PTC fees kill industry deal, 165 jobs

0
49

A Jonesboro company that had intended to relocate to Peachtree City has withdrawn from the effort.

Low Temp Industries Inc., would have brought 165 jobs here but has bowed out because the company would have to pay for the city sewer line to be extended to its proposed site at the intersection of Ga. Highway 74 and Redwine Road.

Low Temp president Ben Casey, in a letter to the city, said the company would be terminating its land purchase agreement immediately.

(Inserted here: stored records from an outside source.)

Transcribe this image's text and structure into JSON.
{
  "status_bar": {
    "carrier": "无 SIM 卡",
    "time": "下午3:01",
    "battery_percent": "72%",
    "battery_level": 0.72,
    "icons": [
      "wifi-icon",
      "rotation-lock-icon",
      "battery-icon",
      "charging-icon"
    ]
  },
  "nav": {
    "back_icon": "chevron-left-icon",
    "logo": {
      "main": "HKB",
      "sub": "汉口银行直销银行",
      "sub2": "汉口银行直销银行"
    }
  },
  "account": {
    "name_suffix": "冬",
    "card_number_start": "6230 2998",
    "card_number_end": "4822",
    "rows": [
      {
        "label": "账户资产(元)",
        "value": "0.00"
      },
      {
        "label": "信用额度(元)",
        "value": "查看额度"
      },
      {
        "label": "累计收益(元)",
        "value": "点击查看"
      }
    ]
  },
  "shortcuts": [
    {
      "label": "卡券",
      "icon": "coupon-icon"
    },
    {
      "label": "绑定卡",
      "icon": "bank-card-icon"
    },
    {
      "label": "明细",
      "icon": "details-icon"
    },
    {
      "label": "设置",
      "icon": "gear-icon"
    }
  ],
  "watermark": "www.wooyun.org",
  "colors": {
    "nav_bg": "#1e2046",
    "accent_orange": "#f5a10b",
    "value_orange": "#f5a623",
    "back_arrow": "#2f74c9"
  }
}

“Due to the mounting project costs associated with the sewer, tap/impact/permit fees, landscape requirements and overall land cost, we have determined that the project is not feasible today,” Casey wrote. “Therefore we are unwilling to move forward with the project at this time and are disappointed to convey this news.”

Casey in his letter noted that in recent weeks the unresolved issues surrounding the relocation left the company with the impression there was never “a single person in charge of shepherding the project through the various governing authorities towards a successful result.”

“Over the past few weeks, our confidence in the ability to develop the site has diminished,” Casey said. “The inability of the city, the Fayette County Development Authority and the Peachtree City Water and Sewerage Authority to get the sewer issue resolved at no cost to Low Temp coupled with the confusion over fees, buffers and schedules between the county, city and planning commission made the road to relocating extremely difficult to forecast and comprehend at times.”

Low Temp was projected to have to pay $51,000 in sewer tap-in fees but the city’s Water and Sewer Authority was willing to chip in $250,000 of the projected $550,000 cost for the sewer extension project, said WASA General Manager Stephen Hogan. The authority would have later recouped that money from future development, Hogan said.

The authority planned for Low Temp and another developer that would have benefitted from the extension, Dominion Properties, to split the remaining $300,000 cost for the sewer expansion, Hogan said.